Honolulu-based Hawaii Oceanic Technology has developed what it calls a “revolution in open ocean aquaculture technology”: A 200-foot-wide spherical enclosure — dubbed the “Aquasphere” — that can be used to farm fish in deep waters, offshore.
The open ocean is being underutilized, CEO Bill Spencer explained to me. Unlike terrestrial systems, which only offer a 2D framework in which to operate, the ocean is a fully 3D environment. This, he says, means that an equivalent amount of seafood can be produced with a much smaller footprint.
The Aquasphere is different from conventional fish farming, which has earned a bad reputation because of its negative environmental impact. Conventional fish farming producers a huge amount of effluent that often chokes entire bays and estuaries, killing off all marine life and leading to the formation of low oxygen “dead zones.” HOT’s Aquaspheres avoid that problem by relying on deep ocean currents to provide a continuous, oxygenated flow of water.

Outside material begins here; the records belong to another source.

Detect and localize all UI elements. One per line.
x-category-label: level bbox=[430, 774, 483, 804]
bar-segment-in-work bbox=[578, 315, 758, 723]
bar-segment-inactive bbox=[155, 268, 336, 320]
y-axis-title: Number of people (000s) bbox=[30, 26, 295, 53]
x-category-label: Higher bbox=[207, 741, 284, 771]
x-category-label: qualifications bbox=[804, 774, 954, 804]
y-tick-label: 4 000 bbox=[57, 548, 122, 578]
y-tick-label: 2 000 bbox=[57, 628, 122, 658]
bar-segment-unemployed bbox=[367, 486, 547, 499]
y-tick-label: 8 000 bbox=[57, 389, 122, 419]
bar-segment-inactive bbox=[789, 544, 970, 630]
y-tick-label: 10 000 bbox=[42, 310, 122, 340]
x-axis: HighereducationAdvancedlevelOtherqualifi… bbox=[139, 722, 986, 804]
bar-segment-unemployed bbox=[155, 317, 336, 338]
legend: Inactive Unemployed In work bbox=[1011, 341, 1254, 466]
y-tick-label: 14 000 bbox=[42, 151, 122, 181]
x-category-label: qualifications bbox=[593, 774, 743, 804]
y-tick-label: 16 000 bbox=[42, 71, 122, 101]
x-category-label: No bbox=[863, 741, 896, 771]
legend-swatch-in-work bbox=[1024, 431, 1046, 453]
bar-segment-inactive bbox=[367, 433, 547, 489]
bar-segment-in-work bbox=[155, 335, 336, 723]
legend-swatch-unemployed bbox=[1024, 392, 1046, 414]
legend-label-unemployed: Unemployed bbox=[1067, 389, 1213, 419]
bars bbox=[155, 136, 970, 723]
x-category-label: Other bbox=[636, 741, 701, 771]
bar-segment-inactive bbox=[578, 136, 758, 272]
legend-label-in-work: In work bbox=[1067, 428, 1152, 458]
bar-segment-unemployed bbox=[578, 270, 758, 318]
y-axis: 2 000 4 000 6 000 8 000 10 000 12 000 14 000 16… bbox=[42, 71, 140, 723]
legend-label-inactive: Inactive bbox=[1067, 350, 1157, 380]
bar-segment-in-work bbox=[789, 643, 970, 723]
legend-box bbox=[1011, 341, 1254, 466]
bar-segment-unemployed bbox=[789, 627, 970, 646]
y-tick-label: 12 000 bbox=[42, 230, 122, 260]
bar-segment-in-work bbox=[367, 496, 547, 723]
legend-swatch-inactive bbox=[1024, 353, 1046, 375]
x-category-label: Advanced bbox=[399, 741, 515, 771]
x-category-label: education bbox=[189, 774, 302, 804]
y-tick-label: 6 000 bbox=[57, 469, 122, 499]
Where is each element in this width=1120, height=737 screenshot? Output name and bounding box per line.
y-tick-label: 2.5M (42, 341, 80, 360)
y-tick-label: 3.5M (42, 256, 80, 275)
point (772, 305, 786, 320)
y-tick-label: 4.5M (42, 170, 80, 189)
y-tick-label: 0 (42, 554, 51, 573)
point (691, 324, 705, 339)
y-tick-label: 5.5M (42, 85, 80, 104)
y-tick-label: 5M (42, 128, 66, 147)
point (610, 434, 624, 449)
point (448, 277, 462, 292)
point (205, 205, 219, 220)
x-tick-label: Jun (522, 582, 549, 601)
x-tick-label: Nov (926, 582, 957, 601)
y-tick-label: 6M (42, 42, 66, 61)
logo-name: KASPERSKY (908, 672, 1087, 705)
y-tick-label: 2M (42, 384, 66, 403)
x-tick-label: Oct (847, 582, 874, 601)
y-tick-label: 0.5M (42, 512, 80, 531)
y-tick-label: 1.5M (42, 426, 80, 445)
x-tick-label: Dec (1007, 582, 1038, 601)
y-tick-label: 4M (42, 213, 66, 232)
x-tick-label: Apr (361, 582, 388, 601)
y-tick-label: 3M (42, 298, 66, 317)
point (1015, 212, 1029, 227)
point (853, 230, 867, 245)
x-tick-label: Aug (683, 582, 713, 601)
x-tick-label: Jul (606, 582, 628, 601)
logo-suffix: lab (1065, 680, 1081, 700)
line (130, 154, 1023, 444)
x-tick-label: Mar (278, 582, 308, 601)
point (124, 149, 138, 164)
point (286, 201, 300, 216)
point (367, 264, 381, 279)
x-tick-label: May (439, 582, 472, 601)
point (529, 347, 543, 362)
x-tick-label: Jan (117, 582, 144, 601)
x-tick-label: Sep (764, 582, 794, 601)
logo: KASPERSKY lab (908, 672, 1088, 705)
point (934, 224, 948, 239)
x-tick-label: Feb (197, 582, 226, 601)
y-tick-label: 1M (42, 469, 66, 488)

The spheres are suspended in place thanks to HOT’s hybrid ocean thermal energy conversion (OTEC) system. This system derives energy from pulling colder water from below up into a heat exchanger, which converts the temperature difference into useable energy. That powers the engines, telemetry and robotics that maintain the spheres’ geostatic position and provide constant remote monitoring. The OTEC system is also used to bring the spheres up to the surface, which allows for the easy harvesting of fish. This energy conversion system is one of 21 technologies the company submitted in a recent patent application.
While the spheres are suitable for farming a variety of fish, HOT will focus on ahi tuna — a high-quality type of tuna that makes its living off Hawaii’s coasts. Spencer estimates that each sphere could produce 20,000 hundred-pound ahi tuna, or 1,000 tons. With high quality tuna commanding upwards of $10 a pound in many parts of Asia, one sphere alone could yield $20 million in gross revenues, at a high margin. Because of their proximity to the coast, the Aquaspheres would provide a quick, on-demand source of premium tuna for customers around the world; Spencer says 48 hours’ notice would be enough for his company to get the fish “from the sphere and to your dinner table,” as he put it to me. With land resources increasingly stretched to capacity, Spencer believes his 82,500 cubic-meter Aquaspheres could become particularly attractive for crowded countries like China.
To minimize its costs, HOT will feed its tuna a blend of fishmeal and algal remnants left over from biofuel production, which provide a rich source of pure protein. Since Hawaii is currently one of the world leaders in algal biofuel research, Spencer believes he’ll be able to secure a ready supply of left-overs inexpensively. HOT is trademarking its own ahi brand, King Ahi, which will enable it to achieve even higher margins.
HOT’s intent is to build a completely closed-loop system: One in which all aspects of breeding, rearing and capturing the tuna are controlled by the company and in which no harm is done to the ambient sea life. The spheres themselves are easy to build and made up entirely of off-the-shelf parts like kevlar and aluminum frames.
Though he was mum on the details, Spencer said his firm completed its first round of funding last year, which was led by lead investor Kolohala Ventures and San Francisco-based Fulcrum Funds. He’s currently looking for another $10 – 12 million in second round funding to get three Aquaspheres in the water by the end of 2009.
CleanFish, another aquaculture startup based in Sausalito, Calif., hopes to tap into the $65 billion industry by adopting a different tack: Connecting customers with sustainable fishermen by acting as a distributor and providing an environmentally responsible brand under which fisheries can operate.